CiriCara.com – Jika ingin sehat, kita terlebih dahulu harus tahu nutrisi dari setiap makanan yang masuk ke dalam perut kita. Untuk mengetahui baik buruknya makanan, kita tidak bisa mengandalkan tulisan seperti “rendah lemak” atau “sehat” yang ada pada setiap kemasan. Sebaiknya, tiliklah label nutrisi terlebih dahulu.

label makanan

Membaca keterangan label pada kemasan makanan – Ist

Langkah 1

Pertama, lihatlah jumlah takaran saji dan jumlah sajian per kemasan. Takaran saji akan berbeda pada jenis makanan. Jumlah yang Anda makan belum tentu pula sama dengan takaran sajinya. Jika Anda memakan dua kali lebih banyak, maka seterusnya Anda harus mengalikan dua setiap informasi nilai gizi yang ada di bawahnya.

Langkah 2

Menghitung “Kalori” dan “Kalori dari Lemak”. Bagian ini memberitahu Anda jumlah kalori dalam setiap porsi makanan dan jumlah kalori yang berasal dari lemak. Kalori memberikan ukuran seberapa banyak energi yang Anda dapatkan dari makan satu porsi makanan. Jika Anda sedang berdiet atau ingin menambah berat badan Anda, jumlah kalori yang Anda konsumsi menjadi penting. Misalnya, satu porsi makaroni dan keju dapat memberikan 250 kalori, dengan 110 kalori dari lemak. Jika Anda makan 2 porsi, Anda akan mengkonsumsi 500 kalori dan 220 dari kalori akan dari lemak.

Langkah 3

Perhatikan “lemak total”. Termasuk dalam lemak total adalah lemak yang baik untuk Anda, seperti tak jenuh dan lemak omega-3 yang berasal dari cairan dan tanaman, seperti minyak canola dan kacang-kacangan. Lemak ini membantu menurunkan kolesterol darah dan melindungi jantung Anda.

Langkah 4

Cari tahu banyaknya “Kolesterol” yang terkandung. Ini memberitahu Anda berapa banyak kolesterol yang Anda dapatkan dari makan satu porsi makanan.

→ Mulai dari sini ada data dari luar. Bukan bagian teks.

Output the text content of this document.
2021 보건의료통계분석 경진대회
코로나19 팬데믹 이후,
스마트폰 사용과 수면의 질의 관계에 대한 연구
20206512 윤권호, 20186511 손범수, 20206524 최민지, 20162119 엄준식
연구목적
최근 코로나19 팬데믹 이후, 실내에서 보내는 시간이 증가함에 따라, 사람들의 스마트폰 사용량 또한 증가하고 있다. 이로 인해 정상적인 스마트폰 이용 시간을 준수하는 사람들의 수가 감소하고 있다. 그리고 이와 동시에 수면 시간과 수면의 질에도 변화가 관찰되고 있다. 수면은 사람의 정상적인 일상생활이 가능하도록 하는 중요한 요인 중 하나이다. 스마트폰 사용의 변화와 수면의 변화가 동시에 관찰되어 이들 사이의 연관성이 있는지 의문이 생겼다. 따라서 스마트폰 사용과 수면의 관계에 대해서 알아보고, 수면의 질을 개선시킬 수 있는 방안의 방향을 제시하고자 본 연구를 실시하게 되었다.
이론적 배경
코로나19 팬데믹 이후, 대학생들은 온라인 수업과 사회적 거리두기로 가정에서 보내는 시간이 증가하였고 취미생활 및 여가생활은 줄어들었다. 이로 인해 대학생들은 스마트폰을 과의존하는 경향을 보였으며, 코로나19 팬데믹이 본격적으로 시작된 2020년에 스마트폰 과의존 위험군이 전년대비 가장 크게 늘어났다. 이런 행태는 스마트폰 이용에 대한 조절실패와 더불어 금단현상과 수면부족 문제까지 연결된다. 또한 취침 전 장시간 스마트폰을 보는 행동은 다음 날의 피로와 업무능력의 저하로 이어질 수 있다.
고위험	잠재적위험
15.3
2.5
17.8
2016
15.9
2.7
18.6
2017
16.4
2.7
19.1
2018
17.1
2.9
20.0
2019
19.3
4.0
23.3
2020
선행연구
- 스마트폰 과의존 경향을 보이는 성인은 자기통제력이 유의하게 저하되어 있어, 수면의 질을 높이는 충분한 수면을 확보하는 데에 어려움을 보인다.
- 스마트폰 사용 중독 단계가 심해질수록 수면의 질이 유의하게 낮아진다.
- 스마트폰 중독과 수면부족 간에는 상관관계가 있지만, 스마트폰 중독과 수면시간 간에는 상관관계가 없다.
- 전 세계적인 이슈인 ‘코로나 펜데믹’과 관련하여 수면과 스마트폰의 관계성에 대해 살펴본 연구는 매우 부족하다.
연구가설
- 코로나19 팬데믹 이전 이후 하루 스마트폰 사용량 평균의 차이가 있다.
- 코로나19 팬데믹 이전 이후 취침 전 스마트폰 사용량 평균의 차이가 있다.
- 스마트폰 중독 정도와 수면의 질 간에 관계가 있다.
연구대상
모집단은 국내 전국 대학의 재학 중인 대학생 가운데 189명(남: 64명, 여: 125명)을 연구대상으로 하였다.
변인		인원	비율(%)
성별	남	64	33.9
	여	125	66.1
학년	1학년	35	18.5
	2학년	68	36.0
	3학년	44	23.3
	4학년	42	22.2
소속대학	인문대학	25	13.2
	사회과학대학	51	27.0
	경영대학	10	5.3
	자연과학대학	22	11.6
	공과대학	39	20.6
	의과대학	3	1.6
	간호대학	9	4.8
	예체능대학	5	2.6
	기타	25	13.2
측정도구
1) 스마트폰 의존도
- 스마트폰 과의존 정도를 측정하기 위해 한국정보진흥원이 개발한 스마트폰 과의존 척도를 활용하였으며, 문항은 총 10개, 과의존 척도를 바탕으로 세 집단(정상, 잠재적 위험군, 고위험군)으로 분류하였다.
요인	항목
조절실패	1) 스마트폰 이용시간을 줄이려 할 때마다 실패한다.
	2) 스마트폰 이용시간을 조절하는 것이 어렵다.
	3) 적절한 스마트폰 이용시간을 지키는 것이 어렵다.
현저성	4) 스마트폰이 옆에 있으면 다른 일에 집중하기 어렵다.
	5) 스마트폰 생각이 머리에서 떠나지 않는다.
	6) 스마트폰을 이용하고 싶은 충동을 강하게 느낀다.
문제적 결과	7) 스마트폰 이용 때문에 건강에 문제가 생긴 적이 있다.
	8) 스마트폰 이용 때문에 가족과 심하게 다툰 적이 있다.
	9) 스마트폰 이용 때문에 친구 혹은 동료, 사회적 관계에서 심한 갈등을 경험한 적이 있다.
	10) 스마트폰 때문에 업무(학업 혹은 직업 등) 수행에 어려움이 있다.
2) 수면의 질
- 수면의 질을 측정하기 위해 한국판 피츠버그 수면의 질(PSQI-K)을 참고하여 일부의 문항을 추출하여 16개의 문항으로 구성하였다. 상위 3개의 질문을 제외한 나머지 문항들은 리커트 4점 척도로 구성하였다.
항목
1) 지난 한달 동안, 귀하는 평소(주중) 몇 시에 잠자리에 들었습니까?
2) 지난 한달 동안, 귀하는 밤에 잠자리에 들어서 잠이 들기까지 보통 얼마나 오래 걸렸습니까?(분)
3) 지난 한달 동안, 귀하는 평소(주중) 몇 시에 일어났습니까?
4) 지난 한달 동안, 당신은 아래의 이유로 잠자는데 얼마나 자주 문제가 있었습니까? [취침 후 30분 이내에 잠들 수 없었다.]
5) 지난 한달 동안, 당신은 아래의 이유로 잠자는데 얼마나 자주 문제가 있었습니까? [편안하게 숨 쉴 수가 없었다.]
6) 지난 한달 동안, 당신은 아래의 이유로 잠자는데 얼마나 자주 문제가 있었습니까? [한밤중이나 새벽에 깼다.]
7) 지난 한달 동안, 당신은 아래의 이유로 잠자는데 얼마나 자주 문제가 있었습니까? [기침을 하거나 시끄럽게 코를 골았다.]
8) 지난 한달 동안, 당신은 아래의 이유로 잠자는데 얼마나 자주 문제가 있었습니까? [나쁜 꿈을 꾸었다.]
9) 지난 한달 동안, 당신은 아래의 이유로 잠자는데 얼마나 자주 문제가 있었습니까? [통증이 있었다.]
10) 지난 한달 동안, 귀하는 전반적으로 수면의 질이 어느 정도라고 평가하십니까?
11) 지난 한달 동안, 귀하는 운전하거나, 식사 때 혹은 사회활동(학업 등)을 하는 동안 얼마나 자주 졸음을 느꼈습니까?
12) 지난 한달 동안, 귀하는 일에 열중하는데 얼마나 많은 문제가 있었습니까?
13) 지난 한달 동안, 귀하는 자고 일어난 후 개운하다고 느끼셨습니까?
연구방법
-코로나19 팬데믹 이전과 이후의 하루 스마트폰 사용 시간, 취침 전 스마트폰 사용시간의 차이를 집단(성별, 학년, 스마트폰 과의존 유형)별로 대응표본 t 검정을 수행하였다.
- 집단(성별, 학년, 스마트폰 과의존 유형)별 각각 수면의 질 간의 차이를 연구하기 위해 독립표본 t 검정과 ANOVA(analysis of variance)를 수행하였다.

Identifikasilah “Jumlah Karbohidrat”. Jumlah ini merupakan total dari semua jenis karbohidrat yang Anda konsumsi dari makan satu porsi makanan.

Lihatlah jumlah “Serat”. Jumlah ini memberitahu Anda berapa gram serat makanan dalam satu porsi makanan. Serat makanan bisa membantu pencernaan anda.

Waspada banyaknya “Gula”. Ini adalah jumlah gula yang Anda konsumsi jika Anda mengkonsumsi satu porsi makanan. Namun beberapa karbohidrat menjadi gula ketika dicerna di dalam tubuh Anda, sehingga Anda dapat mengkonsumsi lebih banyak gula daripada apa yang ada di label.

Lihat jumlah “Protein”. Jumlah ini memberitahu Anda berapa banyak protein yang Anda peroleh dari mengkonsumsi satu porsi makanan.

Lihatlah “Vitamin dan Mineral”. Makanan dapat mengandung beberapa vitamin, seperti vitamin A, B, C atau E serta mineral seperti zat besi dan kalsium.

Langkah 5

Lihatlah “persen AKG”. Persen AKG ini mengacu pada informasi di bawah label, yang menyatakan % nilai harian berdasarkan diet 2.000 kalori. Informasi ini harus pada semua label makanan. Informasi tersebut merupakan saran diet dari ahli kesehatan masyarakat untuk semua orang dan adalah sama untuk semua produk. Hal ini berlaku juga di banyak negara lain. Jadi jika kita mengkonsumsi keju misalnya, satu porsi akan memberikan 18% dari 100% Nilai harian total asupan lemak Anda. 82% sisanya bisa Anda konsumsi dari sumber lain untuk hari itu. Jika Anda makan dua porsi, Anda akan mengkonsumsi 36% dari nilai harian untuk lemak, tersisa 64% untuk dikonsumsi dari sumber lain.